Il fronteggiare l’impatto psicosociale dei grandi eventi ha una forte rappresentazione nel ritrovare il Noi, come possibilità di relazione con l’altro, il diverso, da cui sembriamo dover sempre fuggire perché persi nell’arroccamento dell’Io e di una Cultura dell’individualismo che nel proporre la superficialità dell’autonomia come forza, espande la paura del confronto con il mondo esterno.

La parte della Cultura Psicoterapeutica che proclama il potere del Sé, da anni continua a sostenere implicitamente, un essere umano che, se difettoso all’origine e quindi debole, può trovare la forza facendo leva su risorse che servono a non sentirsi diverso in mezzo agli altri, stravolgendo del tutto il contenuto delle relazioni.

Si ritrova originariamente diverso e deve lottare per sentirsi uguale, e dove in caso ci riuscisse, si confronta solo con la certezza degli uguali perché il diverso risuona fallimento e paura e così la persona, ma poi la società si ripiega su se stessa perdendo i significati relazionali alla base dell’esistenza.

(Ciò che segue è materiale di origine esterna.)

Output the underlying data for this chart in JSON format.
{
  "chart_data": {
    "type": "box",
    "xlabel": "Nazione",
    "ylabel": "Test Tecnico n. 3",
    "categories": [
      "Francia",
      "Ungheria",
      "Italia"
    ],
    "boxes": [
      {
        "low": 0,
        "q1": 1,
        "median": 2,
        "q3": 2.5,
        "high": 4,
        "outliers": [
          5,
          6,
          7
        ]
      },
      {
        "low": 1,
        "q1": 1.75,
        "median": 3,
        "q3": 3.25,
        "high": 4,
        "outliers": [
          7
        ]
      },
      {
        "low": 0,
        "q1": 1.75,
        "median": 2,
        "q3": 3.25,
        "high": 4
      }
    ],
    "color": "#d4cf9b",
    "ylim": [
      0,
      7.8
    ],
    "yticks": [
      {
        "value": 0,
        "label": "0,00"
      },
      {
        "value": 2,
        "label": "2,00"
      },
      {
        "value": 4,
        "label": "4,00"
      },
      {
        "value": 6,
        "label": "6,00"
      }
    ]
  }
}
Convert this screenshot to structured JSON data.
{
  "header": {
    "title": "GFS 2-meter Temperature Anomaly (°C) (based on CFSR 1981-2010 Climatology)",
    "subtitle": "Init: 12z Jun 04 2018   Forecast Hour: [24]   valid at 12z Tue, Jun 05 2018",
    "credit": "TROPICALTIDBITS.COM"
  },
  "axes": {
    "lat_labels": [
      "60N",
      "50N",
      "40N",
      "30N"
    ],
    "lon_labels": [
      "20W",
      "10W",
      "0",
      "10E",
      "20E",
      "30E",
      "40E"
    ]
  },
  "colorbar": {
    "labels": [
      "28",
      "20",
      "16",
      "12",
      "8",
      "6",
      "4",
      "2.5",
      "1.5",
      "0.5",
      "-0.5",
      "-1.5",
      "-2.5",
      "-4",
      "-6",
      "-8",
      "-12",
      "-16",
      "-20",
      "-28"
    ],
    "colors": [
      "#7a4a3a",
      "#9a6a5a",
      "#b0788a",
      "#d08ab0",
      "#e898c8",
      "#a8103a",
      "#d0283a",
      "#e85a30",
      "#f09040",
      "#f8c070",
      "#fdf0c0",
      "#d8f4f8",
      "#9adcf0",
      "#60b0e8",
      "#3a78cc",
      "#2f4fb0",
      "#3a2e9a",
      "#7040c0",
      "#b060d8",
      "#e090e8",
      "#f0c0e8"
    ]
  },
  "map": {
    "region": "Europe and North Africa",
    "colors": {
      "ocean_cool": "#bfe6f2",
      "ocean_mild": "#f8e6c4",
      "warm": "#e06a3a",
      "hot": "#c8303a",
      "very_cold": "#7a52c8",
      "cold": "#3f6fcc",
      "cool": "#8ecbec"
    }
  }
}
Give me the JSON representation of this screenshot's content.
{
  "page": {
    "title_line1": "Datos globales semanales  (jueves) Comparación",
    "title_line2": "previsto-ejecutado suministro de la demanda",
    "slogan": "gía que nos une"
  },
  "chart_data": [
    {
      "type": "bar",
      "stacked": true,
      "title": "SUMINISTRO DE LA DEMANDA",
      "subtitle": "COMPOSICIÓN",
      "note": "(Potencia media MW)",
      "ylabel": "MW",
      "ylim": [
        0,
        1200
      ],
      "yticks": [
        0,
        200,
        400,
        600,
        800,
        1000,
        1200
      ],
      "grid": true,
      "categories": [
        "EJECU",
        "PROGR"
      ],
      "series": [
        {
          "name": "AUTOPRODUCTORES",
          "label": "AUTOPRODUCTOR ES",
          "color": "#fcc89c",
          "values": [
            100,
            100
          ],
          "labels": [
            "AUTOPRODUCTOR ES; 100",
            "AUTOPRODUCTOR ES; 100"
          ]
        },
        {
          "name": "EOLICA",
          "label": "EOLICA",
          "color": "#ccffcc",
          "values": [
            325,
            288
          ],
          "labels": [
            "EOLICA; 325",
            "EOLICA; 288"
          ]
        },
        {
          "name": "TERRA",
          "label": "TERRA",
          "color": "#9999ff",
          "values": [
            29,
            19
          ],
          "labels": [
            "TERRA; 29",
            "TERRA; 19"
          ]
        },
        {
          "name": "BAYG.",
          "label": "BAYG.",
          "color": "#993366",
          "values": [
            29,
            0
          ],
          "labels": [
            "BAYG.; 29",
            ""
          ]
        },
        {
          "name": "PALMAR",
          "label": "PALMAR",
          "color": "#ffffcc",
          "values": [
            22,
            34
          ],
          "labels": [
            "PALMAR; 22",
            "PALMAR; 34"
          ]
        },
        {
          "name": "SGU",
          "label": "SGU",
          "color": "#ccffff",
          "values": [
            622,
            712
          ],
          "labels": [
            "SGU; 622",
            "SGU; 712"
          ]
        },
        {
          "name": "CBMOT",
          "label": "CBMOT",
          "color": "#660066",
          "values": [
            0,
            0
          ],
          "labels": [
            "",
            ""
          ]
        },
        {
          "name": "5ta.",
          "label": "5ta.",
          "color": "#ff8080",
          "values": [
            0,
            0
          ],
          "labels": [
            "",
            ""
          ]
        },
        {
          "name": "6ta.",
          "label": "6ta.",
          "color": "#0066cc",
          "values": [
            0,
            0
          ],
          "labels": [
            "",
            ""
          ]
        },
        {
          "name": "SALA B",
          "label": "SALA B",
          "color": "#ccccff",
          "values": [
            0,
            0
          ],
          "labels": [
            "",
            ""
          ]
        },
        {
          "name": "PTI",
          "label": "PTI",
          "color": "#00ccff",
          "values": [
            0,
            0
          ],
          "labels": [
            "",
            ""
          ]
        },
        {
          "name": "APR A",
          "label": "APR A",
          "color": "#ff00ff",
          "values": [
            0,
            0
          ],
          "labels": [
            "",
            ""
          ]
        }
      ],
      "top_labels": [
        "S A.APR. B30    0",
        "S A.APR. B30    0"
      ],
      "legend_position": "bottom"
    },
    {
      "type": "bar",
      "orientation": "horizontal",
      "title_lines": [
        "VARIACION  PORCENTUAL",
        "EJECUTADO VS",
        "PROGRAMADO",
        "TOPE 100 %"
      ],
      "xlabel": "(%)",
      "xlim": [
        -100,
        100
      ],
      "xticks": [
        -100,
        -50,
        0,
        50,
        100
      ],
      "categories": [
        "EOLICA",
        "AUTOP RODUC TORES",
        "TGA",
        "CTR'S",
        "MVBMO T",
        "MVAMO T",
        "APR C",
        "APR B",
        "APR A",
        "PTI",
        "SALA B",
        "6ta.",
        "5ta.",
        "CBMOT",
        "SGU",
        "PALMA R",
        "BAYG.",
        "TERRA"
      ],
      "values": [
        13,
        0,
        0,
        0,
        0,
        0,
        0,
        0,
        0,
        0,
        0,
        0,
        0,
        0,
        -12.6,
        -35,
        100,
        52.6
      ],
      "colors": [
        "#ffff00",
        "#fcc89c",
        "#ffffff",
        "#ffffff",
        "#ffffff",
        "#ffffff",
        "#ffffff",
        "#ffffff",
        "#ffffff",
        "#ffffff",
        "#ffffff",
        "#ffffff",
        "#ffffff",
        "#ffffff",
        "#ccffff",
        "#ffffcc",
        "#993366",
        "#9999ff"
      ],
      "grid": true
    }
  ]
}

La Cultura Psicoterapeutica deve riconoscere invece l’uguaglianza originaria che permette la crescita del bambino ma anche della Cultura e della società, come desiderio di confronto con o di rappresentazione della diversità, non più minaccia identitaria.

Un’altra rappresentazione della cecità contemporanea sugli aspetti fondamentali della fisiologia umana che descrivevo è la proposta utopica come appoggio astratto di speranza, disconnesso dalla realtà proposta da alcune menti, filosofiche, psicologiche, psichiatriche o sociali.

Nel momento in cui l’avversità è in corso scatta la riflessione sulla domanda cosmica sulla rinascita dalle ceneri: saremo uomini e donne migliori? O in forme più assertive la dichiarazione di certezza che il dopo ci troverà uniti, protesi in avanti, resilienti, empatici e tanti altri sinonimi incoraggianti.

Tutto questo è e può essere non per fantasticheria di buonismo ma al contrario per eliminazione di una rappresentazione dell’essere umano come ho ampiamente descritto che altrimenti e non a caso, se parte dal male originario non può provare altro che a credere bene supremo dell’utopia.

Il Centro di Psicoterapia di Roma, a prescindere dai modelli di cura applicati, ritrova un pensiero comune dei colleghi sulla sanità delle persone alla nascita e sull’origine esterna/relazionale della psicopatologia e le proposte di Cura, Formazione e Ricerca incarnano profondamente e senza alcun dubbio, questo approccio alla realtà umana e alla relazione psicoterapeutica.